Section 9.8 Entire Agreement. This Agreement and the Exhibits and Schedules hereto constitute the entire agreement between the parties with respect to the subject matter of this Agreement and supersedes all prior agreements and understandings, both oral and written, between the parties with respect to the subject matter hereof.
Section 9.9 Captions. The captions herein are included for convenience of reference only and shall be ignored in the construction or interpretation hereof.
Section 9.10 Severability. If any term, provision, covenant or restriction of this Agreement is held by a court of competent jurisdiction or other authority to be invalid, void or unenforceable, the remainder of the terms, provisions, covenants and restrictions of this Agreement shall remain in full force and effect and shall in no way be affected, impaired or invalidated so long as the economic or legal substance of the transactions contemplated hereby is not affected in any manner materially
adverse to any parties. Upon such a determination, the parties shall negotiate in good faith to modify this Agreement so as to effect the original intent of the parties as closely as possible in an acceptable manner in order that the transactions contemplated hereby be consummated as originally contemplated to the fullest extent possible.
Section 9.11 Specific Performance. The parties hereto agree that irreparable damage would occur in the event any provision of this Agreement was not performed in accordance with the terms hereof and that the parties shall be entitled to specific performance of the terms hereof in addition to any other remedy to which they are entitled at law or in equity.
Section 9.13 Expiration of Representations, Warranties and Covenants.
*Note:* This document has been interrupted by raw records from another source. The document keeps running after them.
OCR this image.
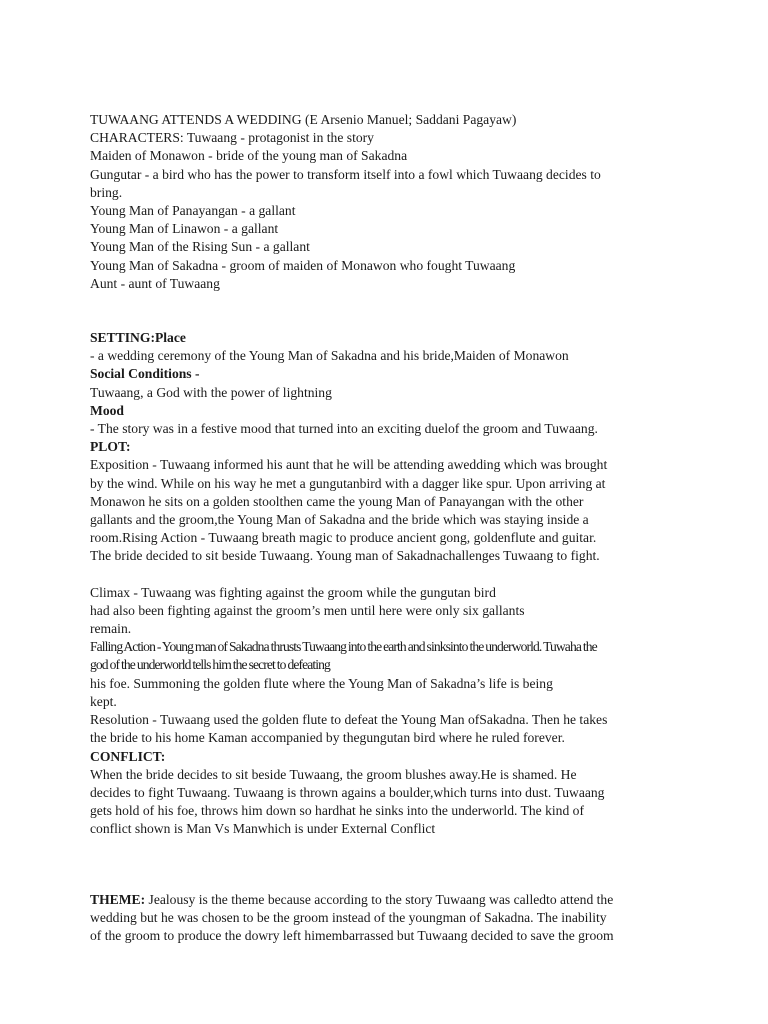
TUWAANG ATTENDS A WEDDING (E Arsenio Manuel; Saddani Pagayaw)
CHARACTERS: Tuwaang - protagonist in the story
Maiden of Monawon - bride of the young man of Sakadna
Gungutar - a bird who has the power to transform itself into a fowl which Tuwaang decides to
bring.
Young Man of Panayangan - a gallant
Young Man of Linawon - a gallant
Young Man of the Rising Sun - a gallant
Young Man of Sakadna - groom of maiden of Monawon who fought Tuwaang
Aunt - aunt of Tuwaang
SETTING:Place
- a wedding ceremony of the Young Man of Sakadna and his bride,Maiden of Monawon
Social Conditions -
Tuwaang, a God with the power of lightning
Mood
- The story was in a festive mood that turned into an exciting duelof the groom and Tuwaang.
PLOT:
Exposition - Tuwaang informed his aunt that he will be attending awedding which was brought
by the wind. While on his way he met a gungutanbird with a dagger like spur. Upon arriving at
Monawon he sits on a golden stoolthen came the young Man of Panayangan with the other
gallants and the groom,the Young Man of Sakadna and the bride which was staying inside a
room.Rising Action - Tuwaang breath magic to produce ancient gong, goldenflute and guitar.
The bride decided to sit beside Tuwaang. Young man of Sakadnachallenges Tuwaang to fight.
Climax - Tuwaang was fighting against the groom while the gungutan bird
had also been fighting against the groom’s men until here were only six gallants
remain.
Falling Action - Young man of Sakadna thrusts Tuwaang into the earth and sinksinto the underworld. Tuwaha the
god of the underworld tells him the secret to defeating
his foe. Summoning the golden flute where the Young Man of Sakadna’s life is being
kept.
Resolution - Tuwaang used the golden flute to defeat the Young Man ofSakadna. Then he takes
the bride to his home Kaman accompanied by thegungutan bird where he ruled forever.
CONFLICT:
When the bride decides to sit beside Tuwaang, the groom blushes away.He is shamed. He
decides to fight Tuwaang. Tuwaang is thrown agains a boulder,which turns into dust. Tuwaang
gets hold of his foe, throws him down so hardhat he sinks into the underworld. The kind of
conflict shown is Man Vs Manwhich is under External Conflict
THEME: Jealousy is the theme because according to the story Tuwaang was calledto attend the
wedding but he was chosen to be the groom instead of the youngman of Sakadna. The inability
of the groom to produce the dowry left himembarrassed but Tuwaang decided to save the groom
All covenants, representations and warranties set forth in this Agreement shall terminate and expire, and shall cease to be of any force or effect, on and after the second anniversary of the Closing Date.
[REMAINDER OF THE PAGE INTENTIONALLY LEFT BLANK]
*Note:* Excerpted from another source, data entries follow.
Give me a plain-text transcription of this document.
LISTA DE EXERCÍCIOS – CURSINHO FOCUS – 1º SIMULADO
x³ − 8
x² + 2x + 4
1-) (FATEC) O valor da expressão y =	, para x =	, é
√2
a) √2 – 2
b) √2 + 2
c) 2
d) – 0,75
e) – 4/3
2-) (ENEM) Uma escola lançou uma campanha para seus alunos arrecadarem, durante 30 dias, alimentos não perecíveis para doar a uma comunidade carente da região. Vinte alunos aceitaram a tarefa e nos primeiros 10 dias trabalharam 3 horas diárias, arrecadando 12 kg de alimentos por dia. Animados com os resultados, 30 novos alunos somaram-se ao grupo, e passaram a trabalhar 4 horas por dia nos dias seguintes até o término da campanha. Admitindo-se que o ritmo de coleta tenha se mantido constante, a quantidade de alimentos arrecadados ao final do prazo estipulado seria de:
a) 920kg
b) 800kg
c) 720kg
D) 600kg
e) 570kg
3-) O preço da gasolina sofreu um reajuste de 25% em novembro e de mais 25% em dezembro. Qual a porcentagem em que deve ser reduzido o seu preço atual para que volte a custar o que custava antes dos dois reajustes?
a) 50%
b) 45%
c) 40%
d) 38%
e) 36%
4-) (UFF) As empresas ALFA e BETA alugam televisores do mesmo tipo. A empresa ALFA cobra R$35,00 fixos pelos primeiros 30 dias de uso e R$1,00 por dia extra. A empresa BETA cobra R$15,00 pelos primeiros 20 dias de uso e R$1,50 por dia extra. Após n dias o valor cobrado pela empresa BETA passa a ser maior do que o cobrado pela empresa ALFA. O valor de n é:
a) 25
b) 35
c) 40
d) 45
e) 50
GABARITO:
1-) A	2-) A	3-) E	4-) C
[SIGNATURE PAGE TO STOCK PURCHASE AGREEMENT]
IN WITNESS WHEREOF, the parties hereto have caused this Stock Purchase Agreement to be executed as of the day and year first above written.
SELLERS:
/s/ Hong Yang_ ________
Hong Yang
PURCHASER:
/s/_Zhiliang Fang_________
Name: Xxxxxxxx Xxxx
COMPANY
By: _/s/_Hong Yang ______________
Name: Hong Yang
Title: President, Secretary, Treasurer and Director
Exhibit A
SELLER DISCLOSURE SCHEDULES
Schedule 4.7 Outstanding Liabilities
As of Closing
1. | Due to related party (Hong Yang) – $91,125 |
2. | Outstanding invoices to Bacchus Law Firm: $16,248.80 |
3. | Outstanding invoices to Xxxxxx Xxxxx: $1,750 |
4. | Outstanding invoices to Accountant: $1,200 |
5. | Outstanding invoices to Pacific Stock Transfer: $194.00 |
Schedule 4.14 Related Party Transactions
As of March 31, 2013, the Company was indebted to Hong. Yang for $91,125 for advances to pay expenses. These amounts are due on demand and have no stated interest rate.
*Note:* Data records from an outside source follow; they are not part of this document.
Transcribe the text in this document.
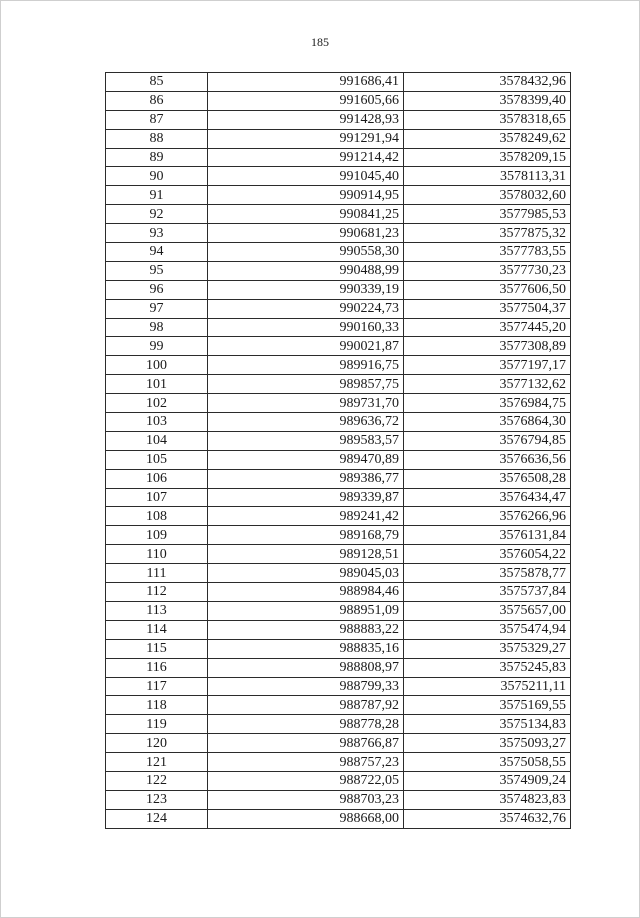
185
85	991686,41	3578432,96
86	991605,66	3578399,40
87	991428,93	3578318,65
88	991291,94	3578249,62
89	991214,42	3578209,15
90	991045,40	3578113,31
91	990914,95	3578032,60
92	990841,25	3577985,53
93	990681,23	3577875,32
94	990558,30	3577783,55
95	990488,99	3577730,23
96	990339,19	3577606,50
97	990224,73	3577504,37
98	990160,33	3577445,20
99	990021,87	3577308,89
100	989916,75	3577197,17
101	989857,75	3577132,62
102	989731,70	3576984,75
103	989636,72	3576864,30
104	989583,57	3576794,85
105	989470,89	3576636,56
106	989386,77	3576508,28
107	989339,87	3576434,47
108	989241,42	3576266,96
109	989168,79	3576131,84
110	989128,51	3576054,22
111	989045,03	3575878,77
112	988984,46	3575737,84
113	988951,09	3575657,00
114	988883,22	3575474,94
115	988835,16	3575329,27
116	988808,97	3575245,83
117	988799,33	3575211,11
118	988787,92	3575169,55
119	988778,28	3575134,83
120	988766,87	3575093,27
121	988757,23	3575058,55
122	988722,05	3574909,24
123	988703,23	3574823,83
124	988668,00	3574632,76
Schedule 4.21 Material Contracts
On March 3, 2010, the Company entered into a license agreement with Xxxxx Xxx Qu (the "Licensor"), the owner of a patent in the People’s Republic of China for an environment-friendly floral sleeve product (the “Patent”). The Licensor granted an exclusive world-wide license to the Company to use the Patent and to manufacture, distribute, market, sell, lease and/or license or sub-license all products derived or developed from such Patent. In exchange, the Company will pay 12% of all product revenues as royalty fees on a quarterly basis.